One of my great memories is of church in the Maasai villages. Now, if I am going to be totally one hundred percent honest, I kind of have to address this from my perspective as a child and my perspective as a grown woman looking back.
Sunday morning: I would get up and get dressed. The appropriate clothing for church in the village is a sturdy, long skirt/dress (usually denim), a lightweight t-shirt, socks and good walking shoes. Attractive? Well, if you know me, you know I’m ever the style-conscious fashion plate. The point is, the clothes needed to be comfortable enough to sit on the ground modestly and walk a good distance.
There was no particularly set time for church to begin. Things started when a few people arrived and someone started singing. Singing time went from whenever someone started until someone stood up to preach. A sermon might last anywhere from 5 minutes to 1 hour. There is not one designated pastor, but several godly men who generally shared a thought or message.
We usually sat on the ground, women and children on one side and men on the other, as is culturally appropriate. As the service went on, the kids would gather closer and closer to me. They loved to touch my hair, rub my arms, touch my clothes, and hold my hand.

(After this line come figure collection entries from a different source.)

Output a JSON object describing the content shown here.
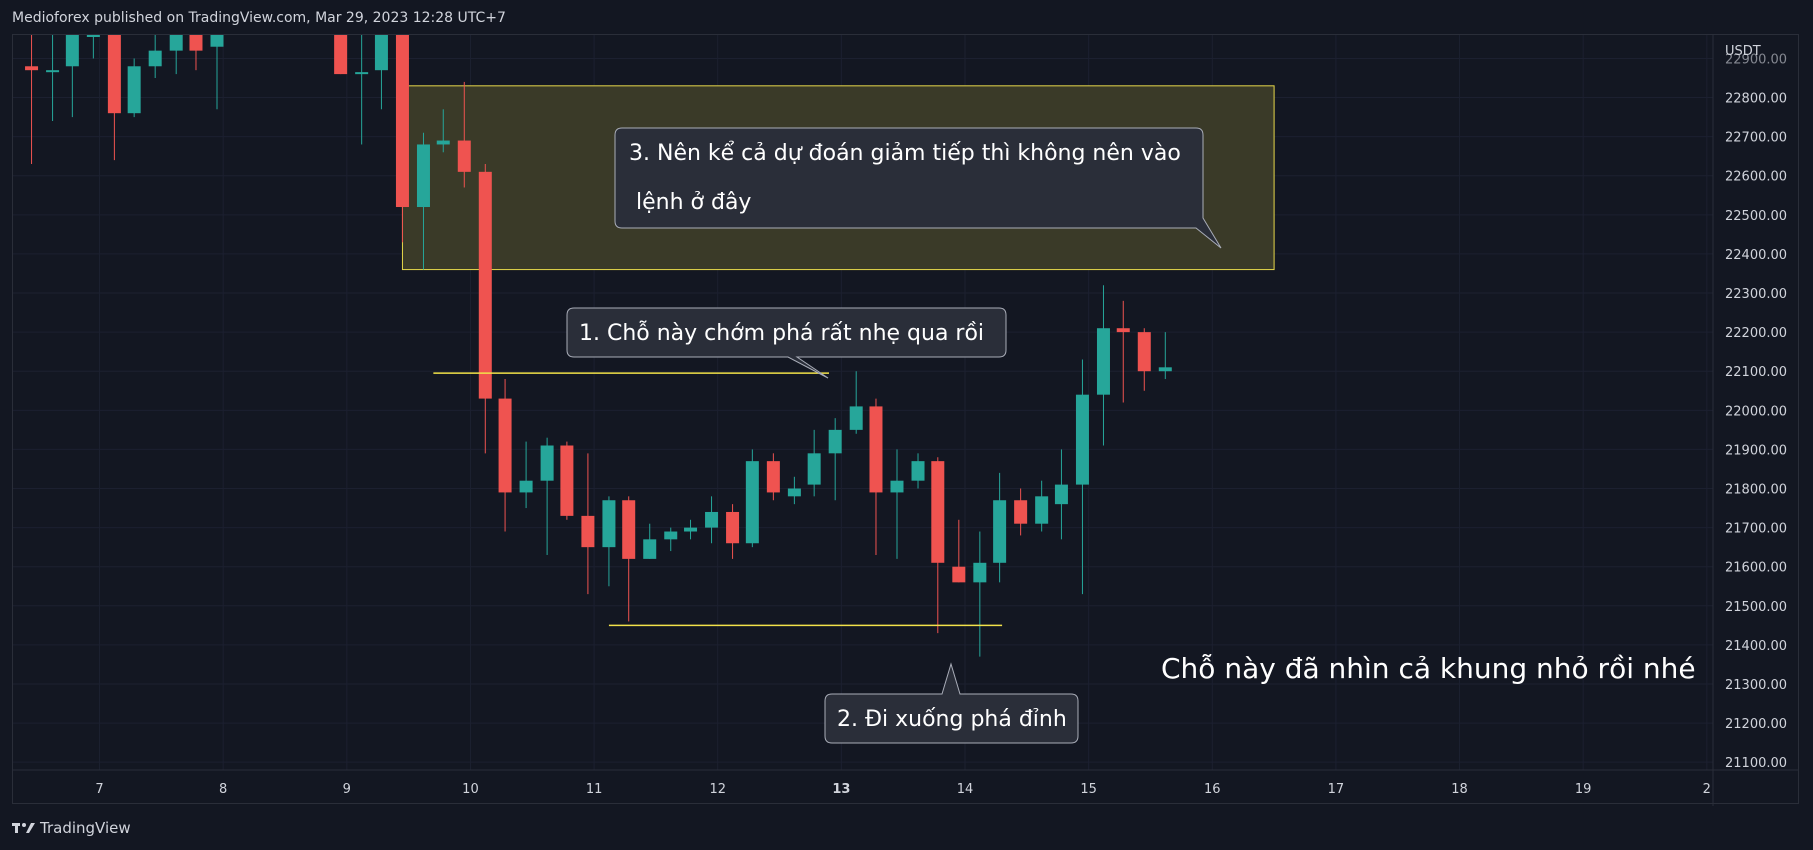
{
  "header": {
    "publisher_line": "Medioforex published on TradingView.com, Mar 29, 2023 12:28 UTC+7"
  },
  "footer": {
    "brand": "TradingView"
  },
  "colors": {
    "background": "#131722",
    "bull": "#26a69a",
    "bear": "#ef5350",
    "zone_fill": "#3a3a28",
    "zone_border": "#e6d84a",
    "level_line": "#f2e24a",
    "callout_bg": "#2a2e39",
    "callout_border": "#a9adb8",
    "grid": "#1c2030"
  },
  "chart_data": {
    "type": "candlestick",
    "currency_label": "USDT",
    "y_ticks": [
      "22900.00",
      "22800.00",
      "22700.00",
      "22600.00",
      "22500.00",
      "22400.00",
      "22300.00",
      "22200.00",
      "22100.00",
      "22000.00",
      "21900.00",
      "21800.00",
      "21700.00",
      "21600.00",
      "21500.00",
      "21400.00",
      "21300.00",
      "21200.00",
      "21100.00"
    ],
    "ylim": [
      21080,
      22960
    ],
    "x_ticks": [
      {
        "label": "7",
        "bold": false
      },
      {
        "label": "8",
        "bold": false
      },
      {
        "label": "9",
        "bold": false
      },
      {
        "label": "10",
        "bold": false
      },
      {
        "label": "11",
        "bold": false
      },
      {
        "label": "12",
        "bold": false
      },
      {
        "label": "13",
        "bold": true
      },
      {
        "label": "14",
        "bold": false
      },
      {
        "label": "15",
        "bold": false
      },
      {
        "label": "16",
        "bold": false
      },
      {
        "label": "17",
        "bold": false
      },
      {
        "label": "18",
        "bold": false
      },
      {
        "label": "19",
        "bold": false
      },
      {
        "label": "2",
        "bold": false
      }
    ],
    "x_range_days": [
      6.3,
      20.05
    ],
    "candles": [
      {
        "t": 6.45,
        "o": 22880,
        "h": 22960,
        "l": 22630,
        "c": 22870
      },
      {
        "t": 6.62,
        "o": 22870,
        "h": 22960,
        "l": 22740,
        "c": 22870
      },
      {
        "t": 6.78,
        "o": 22880,
        "h": 22990,
        "l": 22750,
        "c": 22990
      },
      {
        "t": 6.95,
        "o": 22960,
        "h": 23010,
        "l": 22900,
        "c": 22960
      },
      {
        "t": 7.12,
        "o": 22990,
        "h": 23010,
        "l": 22640,
        "c": 22760
      },
      {
        "t": 7.28,
        "o": 22760,
        "h": 22900,
        "l": 22750,
        "c": 22880
      },
      {
        "t": 7.45,
        "o": 22880,
        "h": 22980,
        "l": 22850,
        "c": 22920
      },
      {
        "t": 7.62,
        "o": 22920,
        "h": 23010,
        "l": 22860,
        "c": 22990
      },
      {
        "t": 7.78,
        "o": 22990,
        "h": 23010,
        "l": 22870,
        "c": 22920
      },
      {
        "t": 7.95,
        "o": 22930,
        "h": 23010,
        "l": 22770,
        "c": 22990
      },
      {
        "t": 8.95,
        "o": 22990,
        "h": 23010,
        "l": 22860,
        "c": 22860
      },
      {
        "t": 9.12,
        "o": 22860,
        "h": 22990,
        "l": 22680,
        "c": 22865
      },
      {
        "t": 9.28,
        "o": 22870,
        "h": 22990,
        "l": 22770,
        "c": 22960
      },
      {
        "t": 9.45,
        "o": 22960,
        "h": 22980,
        "l": 22430,
        "c": 22520
      },
      {
        "t": 9.62,
        "o": 22520,
        "h": 22710,
        "l": 22360,
        "c": 22680
      },
      {
        "t": 9.78,
        "o": 22680,
        "h": 22770,
        "l": 22660,
        "c": 22690
      },
      {
        "t": 9.95,
        "o": 22690,
        "h": 22840,
        "l": 22570,
        "c": 22610
      },
      {
        "t": 10.12,
        "o": 22610,
        "h": 22630,
        "l": 21890,
        "c": 22030
      },
      {
        "t": 10.28,
        "o": 22030,
        "h": 22080,
        "l": 21690,
        "c": 21790
      },
      {
        "t": 10.45,
        "o": 21790,
        "h": 21920,
        "l": 21750,
        "c": 21820
      },
      {
        "t": 10.62,
        "o": 21820,
        "h": 21930,
        "l": 21630,
        "c": 21910
      },
      {
        "t": 10.78,
        "o": 21910,
        "h": 21920,
        "l": 21720,
        "c": 21730
      },
      {
        "t": 10.95,
        "o": 21730,
        "h": 21890,
        "l": 21530,
        "c": 21650
      },
      {
        "t": 11.12,
        "o": 21650,
        "h": 21780,
        "l": 21550,
        "c": 21770
      },
      {
        "t": 11.28,
        "o": 21770,
        "h": 21780,
        "l": 21460,
        "c": 21620
      },
      {
        "t": 11.45,
        "o": 21620,
        "h": 21710,
        "l": 21620,
        "c": 21670
      },
      {
        "t": 11.62,
        "o": 21670,
        "h": 21700,
        "l": 21640,
        "c": 21690
      },
      {
        "t": 11.78,
        "o": 21690,
        "h": 21720,
        "l": 21670,
        "c": 21700
      },
      {
        "t": 11.95,
        "o": 21700,
        "h": 21780,
        "l": 21660,
        "c": 21740
      },
      {
        "t": 12.12,
        "o": 21740,
        "h": 21760,
        "l": 21620,
        "c": 21660
      },
      {
        "t": 12.28,
        "o": 21660,
        "h": 21900,
        "l": 21650,
        "c": 21870
      },
      {
        "t": 12.45,
        "o": 21870,
        "h": 21890,
        "l": 21770,
        "c": 21790
      },
      {
        "t": 12.62,
        "o": 21780,
        "h": 21830,
        "l": 21760,
        "c": 21800
      },
      {
        "t": 12.78,
        "o": 21810,
        "h": 21950,
        "l": 21780,
        "c": 21890
      },
      {
        "t": 12.95,
        "o": 21890,
        "h": 21980,
        "l": 21770,
        "c": 21950
      },
      {
        "t": 13.12,
        "o": 21950,
        "h": 22100,
        "l": 21940,
        "c": 22010
      },
      {
        "t": 13.28,
        "o": 22010,
        "h": 22030,
        "l": 21630,
        "c": 21790
      },
      {
        "t": 13.45,
        "o": 21790,
        "h": 21900,
        "l": 21620,
        "c": 21820
      },
      {
        "t": 13.62,
        "o": 21820,
        "h": 21890,
        "l": 21800,
        "c": 21870
      },
      {
        "t": 13.78,
        "o": 21870,
        "h": 21880,
        "l": 21430,
        "c": 21610
      },
      {
        "t": 13.95,
        "o": 21600,
        "h": 21720,
        "l": 21560,
        "c": 21560
      },
      {
        "t": 14.12,
        "o": 21560,
        "h": 21690,
        "l": 21370,
        "c": 21610
      },
      {
        "t": 14.28,
        "o": 21610,
        "h": 21840,
        "l": 21560,
        "c": 21770
      },
      {
        "t": 14.45,
        "o": 21770,
        "h": 21800,
        "l": 21680,
        "c": 21710
      },
      {
        "t": 14.62,
        "o": 21710,
        "h": 21820,
        "l": 21690,
        "c": 21780
      },
      {
        "t": 14.78,
        "o": 21760,
        "h": 21900,
        "l": 21670,
        "c": 21810
      },
      {
        "t": 14.95,
        "o": 21810,
        "h": 22130,
        "l": 21530,
        "c": 22040
      },
      {
        "t": 15.12,
        "o": 22040,
        "h": 22320,
        "l": 21910,
        "c": 22210
      },
      {
        "t": 15.28,
        "o": 22210,
        "h": 22280,
        "l": 22020,
        "c": 22200
      },
      {
        "t": 15.45,
        "o": 22200,
        "h": 22210,
        "l": 22050,
        "c": 22100
      },
      {
        "t": 15.62,
        "o": 22100,
        "h": 22200,
        "l": 22080,
        "c": 22110
      }
    ],
    "supply_zone": {
      "t_start": 9.45,
      "t_end": 16.5,
      "top": 22830,
      "bottom": 22360
    },
    "level_lines": [
      {
        "name": "breakout-high-line",
        "t_start": 9.7,
        "t_end": 12.9,
        "price": 22095
      },
      {
        "name": "support-low-line",
        "t_start": 11.12,
        "t_end": 14.3,
        "price": 21450
      }
    ],
    "annotations": {
      "callout_1": "1. Chỗ này chớm phá rất nhẹ qua rồi",
      "callout_2": "2. Đi xuống phá đỉnh",
      "callout_3_line1": "3. Nên kể cả dự đoán giảm tiếp thì không nên vào",
      "callout_3_line2": " lệnh ở đây",
      "note": "Chỗ này đã nhìn cả khung nhỏ rồi nhé"
    }
  }
}
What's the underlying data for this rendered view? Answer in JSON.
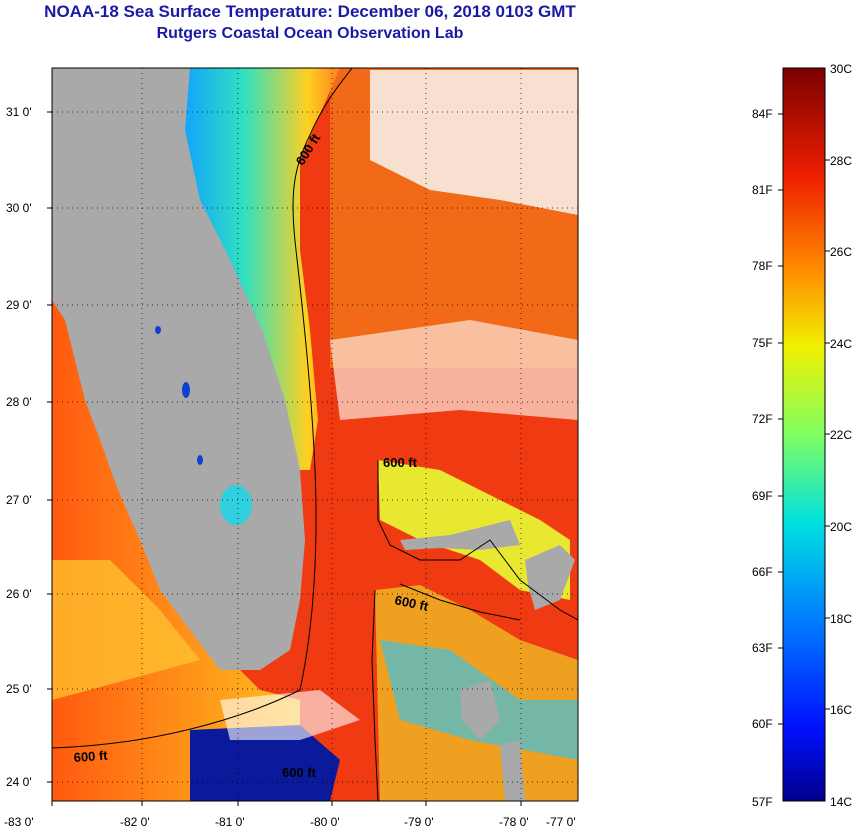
{
  "title": "NOAA-18 Sea Surface Temperature:  December 06, 2018 0103 GMT",
  "subtitle": "Rutgers Coastal Ocean Observation Lab",
  "longitude_ticks": [
    "-83 0'",
    "-82 0'",
    "-81 0'",
    "-80 0'",
    "-79 0'",
    "-78 0'",
    "-77 0'"
  ],
  "latitude_ticks": [
    "31 0'",
    "30 0'",
    "29 0'",
    "28 0'",
    "27 0'",
    "26 0'",
    "25 0'",
    "24 0'"
  ],
  "contour_label": "600 ft",
  "colorbar": {
    "celsius_labels": [
      "30C",
      "28C",
      "26C",
      "24C",
      "22C",
      "20C",
      "18C",
      "16C",
      "14C"
    ],
    "fahrenheit_labels": [
      "84F",
      "81F",
      "78F",
      "75F",
      "72F",
      "69F",
      "66F",
      "63F",
      "60F",
      "57F"
    ],
    "min_c": 14,
    "max_c": 30
  },
  "colors": {
    "title": "#1a1aa6",
    "land": "#a9a9a9",
    "gulf_stream": "#f03010",
    "cold_coastal": "#1030d0"
  }
}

Honestly? As a child it bugged me. I kind of feel awful writing that. I just didn’t want to stand out. I wanted to sit with them and play with them and just not be different. A lot of times I felt hot and tired and I wanted to just go home.
Looking back, that’s not what stands out, though. I remember warmth of the sunshine on my back while the sounds of loud praises are raised to the sky. I remember trying desperately to read the words in the song book and keep up and being thrilled when they chose a song I’d memorized so I could join in. Whoever was preaching would stop mid-sentence to greet latecomers. I remember goats wandering through and nibbling on my shoes. There is no stained glass window backdrop more beautiful than a live thorn tree. There is no pew harder than the packed down earth. There is no better way to commune with my Father than to sit and worship Him in His beautiful creation. Welcomed into a community of people to join with them in joyfully praising one God who is bigger than culture, borders, language, and traditions.
Pure and simple, raw, beautiful, honest, worship.